Perang Diponegoro (Inggris:The Java
War, Belanda: De Java Oorlog), adalah perang besar dan menyeluruh berlangsung
selama lima tahun (1825-1830) yang terjadi di Jawa, Hindia Belanda (sekarang
Indonesia), antara pasukan penjajah Belanda di bawah pimpinan Jendral De
Kock[1] melawan penduduk pribumi yang dipimpin seorang pangeran Yogyakarta
bernama Pangeran Diponegoro. Dalam perang ini telah berjatuhan korban yang
tidak sedikit. Baik korban harta maupun jiwa. Dokumen-dokumen Belanda yang
dikutip para ahli sejarah, disebutkan bahwa sekitar 200.000 jiwa rakyat yang
terenggut. Sementara itu di pihak serdadu Belanda, korban tewas berjumlah
8.000. Perang Diponegoro merupakan salah satu pertempuran terbesar yang pernah
dialami oleh Belanda selama menjajah Nusantara. Peperangan ini melibatkan seluruh
wilayah Jawa, maka disebutlah perang ini sebagai Perang Jawa. Setelah
kekalahannya dalam Peperangan era Napoleon di Eropa, pemerintah Belanda yang
berada dalam kesulitan ekonomi berusaha menutup kekosongan kas mereka dengan
memberlakukan berbagai pajak di wilayah jajahannya, termasuk di Hindia Belanda.
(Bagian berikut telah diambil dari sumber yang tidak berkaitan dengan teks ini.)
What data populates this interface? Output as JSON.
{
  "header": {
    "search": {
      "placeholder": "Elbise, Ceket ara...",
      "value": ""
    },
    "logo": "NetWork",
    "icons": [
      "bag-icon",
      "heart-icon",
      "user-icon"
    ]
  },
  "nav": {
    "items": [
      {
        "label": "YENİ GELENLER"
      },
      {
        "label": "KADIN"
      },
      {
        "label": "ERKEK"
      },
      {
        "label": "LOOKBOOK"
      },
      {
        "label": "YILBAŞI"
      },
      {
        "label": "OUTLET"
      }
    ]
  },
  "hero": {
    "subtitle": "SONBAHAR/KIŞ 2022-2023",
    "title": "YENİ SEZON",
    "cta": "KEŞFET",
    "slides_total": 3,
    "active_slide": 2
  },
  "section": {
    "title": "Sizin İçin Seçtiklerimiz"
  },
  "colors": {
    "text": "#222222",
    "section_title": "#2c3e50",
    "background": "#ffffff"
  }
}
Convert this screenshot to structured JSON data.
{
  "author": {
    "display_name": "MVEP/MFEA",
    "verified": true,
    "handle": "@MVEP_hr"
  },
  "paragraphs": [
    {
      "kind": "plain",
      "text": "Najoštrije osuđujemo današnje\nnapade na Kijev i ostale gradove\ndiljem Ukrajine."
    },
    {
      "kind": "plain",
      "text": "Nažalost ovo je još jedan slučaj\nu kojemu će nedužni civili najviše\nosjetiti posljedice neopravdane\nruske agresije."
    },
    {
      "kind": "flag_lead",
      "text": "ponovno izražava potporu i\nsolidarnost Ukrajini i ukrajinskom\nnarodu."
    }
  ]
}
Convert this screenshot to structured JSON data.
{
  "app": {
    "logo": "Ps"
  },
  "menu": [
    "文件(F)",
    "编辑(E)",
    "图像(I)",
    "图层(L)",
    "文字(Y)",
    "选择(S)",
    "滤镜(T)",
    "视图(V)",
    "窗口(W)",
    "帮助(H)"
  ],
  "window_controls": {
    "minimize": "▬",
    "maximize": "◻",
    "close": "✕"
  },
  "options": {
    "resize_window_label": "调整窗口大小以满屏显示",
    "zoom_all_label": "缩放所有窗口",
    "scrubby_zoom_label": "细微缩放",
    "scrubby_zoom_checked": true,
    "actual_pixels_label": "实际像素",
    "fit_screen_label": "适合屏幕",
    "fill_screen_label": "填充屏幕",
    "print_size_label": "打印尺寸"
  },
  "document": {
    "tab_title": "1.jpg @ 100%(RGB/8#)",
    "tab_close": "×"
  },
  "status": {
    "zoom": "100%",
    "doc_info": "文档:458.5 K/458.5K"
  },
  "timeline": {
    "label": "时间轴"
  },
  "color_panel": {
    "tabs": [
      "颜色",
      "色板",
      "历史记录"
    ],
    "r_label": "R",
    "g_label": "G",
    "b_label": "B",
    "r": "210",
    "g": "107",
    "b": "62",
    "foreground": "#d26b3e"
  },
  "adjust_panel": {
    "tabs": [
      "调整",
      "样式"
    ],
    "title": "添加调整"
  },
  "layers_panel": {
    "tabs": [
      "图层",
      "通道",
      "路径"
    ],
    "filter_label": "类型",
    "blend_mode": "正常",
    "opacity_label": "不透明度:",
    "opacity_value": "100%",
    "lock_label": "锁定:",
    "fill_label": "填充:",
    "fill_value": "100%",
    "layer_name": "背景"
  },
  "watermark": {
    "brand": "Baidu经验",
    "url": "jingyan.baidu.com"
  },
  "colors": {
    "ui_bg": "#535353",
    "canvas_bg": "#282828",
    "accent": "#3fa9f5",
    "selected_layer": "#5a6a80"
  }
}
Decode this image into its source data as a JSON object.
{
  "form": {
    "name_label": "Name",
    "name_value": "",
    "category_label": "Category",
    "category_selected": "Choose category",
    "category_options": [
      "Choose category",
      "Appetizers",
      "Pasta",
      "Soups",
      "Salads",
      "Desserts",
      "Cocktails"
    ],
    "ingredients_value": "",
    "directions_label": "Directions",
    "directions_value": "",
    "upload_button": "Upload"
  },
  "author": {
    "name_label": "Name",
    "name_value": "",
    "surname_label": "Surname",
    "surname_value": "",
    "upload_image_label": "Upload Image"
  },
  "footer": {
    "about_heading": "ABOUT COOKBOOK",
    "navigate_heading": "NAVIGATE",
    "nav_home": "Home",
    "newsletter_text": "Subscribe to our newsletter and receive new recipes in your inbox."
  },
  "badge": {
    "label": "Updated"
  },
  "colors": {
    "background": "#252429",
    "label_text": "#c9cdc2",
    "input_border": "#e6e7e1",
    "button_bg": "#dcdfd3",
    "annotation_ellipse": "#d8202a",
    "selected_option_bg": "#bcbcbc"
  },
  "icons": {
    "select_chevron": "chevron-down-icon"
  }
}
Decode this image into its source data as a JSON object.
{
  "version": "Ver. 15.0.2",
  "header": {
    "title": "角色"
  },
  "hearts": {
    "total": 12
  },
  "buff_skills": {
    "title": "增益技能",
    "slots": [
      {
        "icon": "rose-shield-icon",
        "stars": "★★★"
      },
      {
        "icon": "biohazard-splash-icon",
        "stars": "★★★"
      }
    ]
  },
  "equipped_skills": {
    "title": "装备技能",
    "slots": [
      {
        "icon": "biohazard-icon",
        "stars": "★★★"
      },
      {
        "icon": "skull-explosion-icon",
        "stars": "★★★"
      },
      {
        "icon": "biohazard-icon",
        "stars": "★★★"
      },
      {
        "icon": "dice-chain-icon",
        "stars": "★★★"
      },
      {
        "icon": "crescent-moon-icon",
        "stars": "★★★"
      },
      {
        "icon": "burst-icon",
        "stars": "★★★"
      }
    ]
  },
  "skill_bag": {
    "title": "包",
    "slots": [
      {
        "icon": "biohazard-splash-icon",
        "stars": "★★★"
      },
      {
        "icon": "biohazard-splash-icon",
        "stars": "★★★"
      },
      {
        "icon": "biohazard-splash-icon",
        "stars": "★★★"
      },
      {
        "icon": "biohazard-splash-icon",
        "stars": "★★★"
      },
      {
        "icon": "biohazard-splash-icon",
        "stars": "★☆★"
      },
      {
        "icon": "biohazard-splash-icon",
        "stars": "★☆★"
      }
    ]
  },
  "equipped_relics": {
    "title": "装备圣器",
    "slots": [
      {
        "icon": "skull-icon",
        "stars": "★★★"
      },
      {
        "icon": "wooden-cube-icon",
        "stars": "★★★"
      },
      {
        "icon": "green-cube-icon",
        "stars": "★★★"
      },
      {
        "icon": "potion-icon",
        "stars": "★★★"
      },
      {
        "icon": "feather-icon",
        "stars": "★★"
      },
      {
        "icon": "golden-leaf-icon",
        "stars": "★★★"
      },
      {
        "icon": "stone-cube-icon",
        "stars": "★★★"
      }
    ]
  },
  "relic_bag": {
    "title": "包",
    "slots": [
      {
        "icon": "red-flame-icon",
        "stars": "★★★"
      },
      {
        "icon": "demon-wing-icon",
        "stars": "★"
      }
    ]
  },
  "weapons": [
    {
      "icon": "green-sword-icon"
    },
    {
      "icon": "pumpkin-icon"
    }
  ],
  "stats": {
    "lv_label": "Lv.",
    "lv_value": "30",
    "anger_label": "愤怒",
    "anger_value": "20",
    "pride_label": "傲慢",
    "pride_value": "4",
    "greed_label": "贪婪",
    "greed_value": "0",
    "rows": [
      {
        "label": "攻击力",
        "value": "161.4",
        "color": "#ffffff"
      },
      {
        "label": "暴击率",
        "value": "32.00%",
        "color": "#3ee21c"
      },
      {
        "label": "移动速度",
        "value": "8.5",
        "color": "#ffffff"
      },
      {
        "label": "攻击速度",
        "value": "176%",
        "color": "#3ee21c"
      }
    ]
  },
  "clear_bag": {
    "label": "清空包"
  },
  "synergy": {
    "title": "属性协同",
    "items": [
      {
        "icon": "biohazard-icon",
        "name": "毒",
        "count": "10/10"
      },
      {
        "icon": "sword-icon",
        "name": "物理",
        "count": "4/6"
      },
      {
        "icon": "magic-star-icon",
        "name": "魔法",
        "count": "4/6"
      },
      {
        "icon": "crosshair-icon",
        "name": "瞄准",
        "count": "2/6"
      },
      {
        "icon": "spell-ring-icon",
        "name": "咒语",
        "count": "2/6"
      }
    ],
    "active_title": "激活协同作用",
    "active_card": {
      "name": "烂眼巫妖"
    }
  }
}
Selain itu, mereka juga melakukan monopoli usaha dan perdagangan untuk
memaksimalkan keuntungan. Pajak-pajak dan praktek monopoli tersebut amat
mencekik rakyat Indonesia yang ketika itu sudah sangat menderita.
Untuk semakin memperkuat kekuasaan
dan perekonomiannya, Belanda mulai berusaha menguasai kerajaan-kerajaan lain di
Nusantara, salah satu di antaranya adalah Kerajaan Yogyakarta. Ketika Sultan
Hamengku Buwono IV wafat, kemenakannya, Sultan Hamengku Buwono V yang baru
berusia 3 tahun, diangkat menjadi penguasa. Akan tetapi pada prakteknya,
pemerintahan kerajaan dilaksanakan oleh Patih Danuredjo, seseorang yang mudah
dipengaruhi dan tunduk kepada Belanda. Belanda dianggap mengangkat seseorang
yang tidak sesuai dengan pilihan/adat keraton. Beberapa faktor yang menyebabkan
meletusnya perang Diponegoro adalah sebagai berikut; · Kekuasaan terselubung
penjajah di kesultan Jogyakarta. Campur tangan penjajah (Belanda dan Inggris)
dalam pemerintahan Kesultanan Jogyakarta tersirat dalam kebijakan dan peraturan
Kesultanan yang menguntungkan penjajah. Bahkan sah tidaknya kedudukan seorang
sultan harus mendapat persetujuan dari penjajah, dan orang-orang yang tidak mau
bekerjasama dengan penjajah disingkirkan. Akibatnya beberapa pangeran yang
dipecundangi penjajah merasa sakit hati (salah satunya Pangeran Diponegoro ?).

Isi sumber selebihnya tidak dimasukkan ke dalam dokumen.